I installed a JVC 4K projector for a friend yesterday (extremely nice by the way). He let me bring his old Sony Pearl home to use until I buy a projector. Here is a picture of the temp setup I'm using until I get and mount my own projector. I'm really leaning towards the Panny 8000. The real issue is mounting any projector. Setting up this Sony I have determined the projector must be two feet from the ceiling to not have the ceiling fan in the way. I was going to build a box that dropped down from the ceiling but found out the main A/C duct is exactly over where the box would need to be. Using the Panny with its offset lense will allow me to use a linear actuator. I only have to cut a 2" circle in the ceiling, hang the actuator in the attic, attach the projector mount to it and use the actuator's remote control to raise and lower the projector.


----------



## KelvinS1965 (Feb 6, 2011)

You'd have just as much mounting flexibility if you went for a JVC instead and better black levels too. I don't know how pricing works out where you are but in the UK they are similar prices so the Panny isn't the cheap option anymore for us, may as well chose the better picture if they are priced the same. :devil:


----------



## Wardsweb (Apr 2, 2010)

KelvinS1965 said:


> You'd have just as much mounting flexibility if you went for a JVC instead and better black levels too. I don't know how pricing works out where you are but in the UK they are similar prices so the Panny isn't the cheap option anymore for us, may as well chose the better picture if they are priced the same. :devil:


Here the Panasonic MSRP $3500 and online it is a little less than $3000 and the JVC 4K MSRP is $8000 with some internet deals getting that down closer to $5000.


----------



## KelvinS1965 (Feb 6, 2011)

What about the X35/RS46 as this is the 1080p model that is more of a direct competitor to the Panasonic (the others aren't strictly 4K either, but lets leave that arguement aside for now)?

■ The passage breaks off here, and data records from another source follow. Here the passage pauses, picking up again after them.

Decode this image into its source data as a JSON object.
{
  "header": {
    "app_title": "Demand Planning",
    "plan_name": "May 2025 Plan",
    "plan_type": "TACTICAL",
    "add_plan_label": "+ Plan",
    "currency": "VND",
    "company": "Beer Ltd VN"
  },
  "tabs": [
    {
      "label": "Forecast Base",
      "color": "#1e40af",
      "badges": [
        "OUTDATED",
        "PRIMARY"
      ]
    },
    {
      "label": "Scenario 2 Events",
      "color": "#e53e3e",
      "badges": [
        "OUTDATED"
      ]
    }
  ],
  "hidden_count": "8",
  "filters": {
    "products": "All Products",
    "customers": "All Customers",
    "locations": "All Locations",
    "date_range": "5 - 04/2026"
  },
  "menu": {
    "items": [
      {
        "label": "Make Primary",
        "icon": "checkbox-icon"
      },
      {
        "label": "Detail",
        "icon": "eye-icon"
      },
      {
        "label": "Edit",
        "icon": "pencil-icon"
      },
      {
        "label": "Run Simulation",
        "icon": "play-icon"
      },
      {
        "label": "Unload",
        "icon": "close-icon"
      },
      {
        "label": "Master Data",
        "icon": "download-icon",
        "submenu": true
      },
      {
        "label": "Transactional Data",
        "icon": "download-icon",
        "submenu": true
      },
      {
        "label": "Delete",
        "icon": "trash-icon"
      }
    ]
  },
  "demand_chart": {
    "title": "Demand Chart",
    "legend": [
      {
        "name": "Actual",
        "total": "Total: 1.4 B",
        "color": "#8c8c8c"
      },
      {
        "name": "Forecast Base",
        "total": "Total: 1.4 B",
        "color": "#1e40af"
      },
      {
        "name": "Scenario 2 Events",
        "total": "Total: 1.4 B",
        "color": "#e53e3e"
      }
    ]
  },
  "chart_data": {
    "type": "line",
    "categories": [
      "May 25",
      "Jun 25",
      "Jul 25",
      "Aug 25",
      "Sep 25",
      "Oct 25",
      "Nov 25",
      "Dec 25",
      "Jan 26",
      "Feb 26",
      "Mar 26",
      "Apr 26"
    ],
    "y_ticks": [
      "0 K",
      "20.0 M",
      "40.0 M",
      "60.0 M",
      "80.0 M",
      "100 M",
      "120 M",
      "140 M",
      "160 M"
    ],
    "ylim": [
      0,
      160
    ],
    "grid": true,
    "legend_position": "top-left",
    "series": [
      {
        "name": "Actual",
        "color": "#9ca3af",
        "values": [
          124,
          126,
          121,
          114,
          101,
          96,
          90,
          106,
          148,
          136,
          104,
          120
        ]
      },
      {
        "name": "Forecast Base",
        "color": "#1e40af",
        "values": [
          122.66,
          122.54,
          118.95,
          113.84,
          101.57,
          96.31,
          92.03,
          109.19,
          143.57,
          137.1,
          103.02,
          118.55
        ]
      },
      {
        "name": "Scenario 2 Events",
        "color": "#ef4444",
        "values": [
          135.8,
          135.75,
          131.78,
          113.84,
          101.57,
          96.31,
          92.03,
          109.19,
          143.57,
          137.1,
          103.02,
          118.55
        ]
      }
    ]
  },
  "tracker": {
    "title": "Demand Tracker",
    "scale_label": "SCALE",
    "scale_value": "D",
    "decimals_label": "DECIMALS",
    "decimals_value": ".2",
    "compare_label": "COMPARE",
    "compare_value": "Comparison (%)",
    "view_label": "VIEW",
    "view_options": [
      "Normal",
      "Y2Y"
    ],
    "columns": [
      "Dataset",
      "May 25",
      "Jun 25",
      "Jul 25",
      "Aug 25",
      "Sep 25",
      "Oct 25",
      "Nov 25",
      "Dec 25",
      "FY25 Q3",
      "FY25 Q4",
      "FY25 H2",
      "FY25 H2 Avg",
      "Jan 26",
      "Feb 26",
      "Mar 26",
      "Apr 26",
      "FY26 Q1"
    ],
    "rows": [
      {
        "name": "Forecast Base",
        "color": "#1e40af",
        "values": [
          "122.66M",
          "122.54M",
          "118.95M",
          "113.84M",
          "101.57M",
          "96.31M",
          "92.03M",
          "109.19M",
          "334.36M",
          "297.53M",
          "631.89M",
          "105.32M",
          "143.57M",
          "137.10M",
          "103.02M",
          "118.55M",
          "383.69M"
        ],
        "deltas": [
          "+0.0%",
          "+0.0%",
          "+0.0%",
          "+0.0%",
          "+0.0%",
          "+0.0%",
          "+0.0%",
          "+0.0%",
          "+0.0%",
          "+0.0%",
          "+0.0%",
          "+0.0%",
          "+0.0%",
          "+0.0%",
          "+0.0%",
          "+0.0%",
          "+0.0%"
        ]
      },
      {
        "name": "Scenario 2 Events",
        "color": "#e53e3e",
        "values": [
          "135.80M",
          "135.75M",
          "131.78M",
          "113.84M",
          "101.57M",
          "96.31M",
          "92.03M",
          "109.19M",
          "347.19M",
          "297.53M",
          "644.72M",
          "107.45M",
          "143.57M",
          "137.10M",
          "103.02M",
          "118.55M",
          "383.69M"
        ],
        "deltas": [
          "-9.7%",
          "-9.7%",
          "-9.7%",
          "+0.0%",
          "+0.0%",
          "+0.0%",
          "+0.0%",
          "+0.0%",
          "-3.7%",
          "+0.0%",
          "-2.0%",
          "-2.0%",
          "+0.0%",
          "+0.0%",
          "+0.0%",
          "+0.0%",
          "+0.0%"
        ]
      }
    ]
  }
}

If you can get that much off the X55/RS48 (8k down to 5k) then maybe the JVC X35/RS46 would be just as cheap as the Panasonic...I know which I'd rather have (as a former AE1000/2000 and 3000 owner  ).


----------



## Wardsweb (Apr 2, 2010)

Thanks for the feedback. The JVC my friend bought was the DLA-RS56.


----------



## ALMFamily (Oct 19, 2011)

The actuator setup sounds very interesting Luther - looking forward to seeing it in action....


----------



## Wardsweb (Apr 2, 2010)

ALMFamily said:


> The actuator setup sounds very interesting Luther - looking forward to seeing it in action....


I will start a thread in DIY when all the parts arrive. I have ordered the projector mount, linear actuator, power supply and RF remote.


----------



## ALMFamily (Oct 19, 2011)

Wardsweb said:


> I will start a thread in DIY when all the parts arrive. I have ordered the projector mount, linear actuator, power supply and RF remote.


Great - thanks!


----------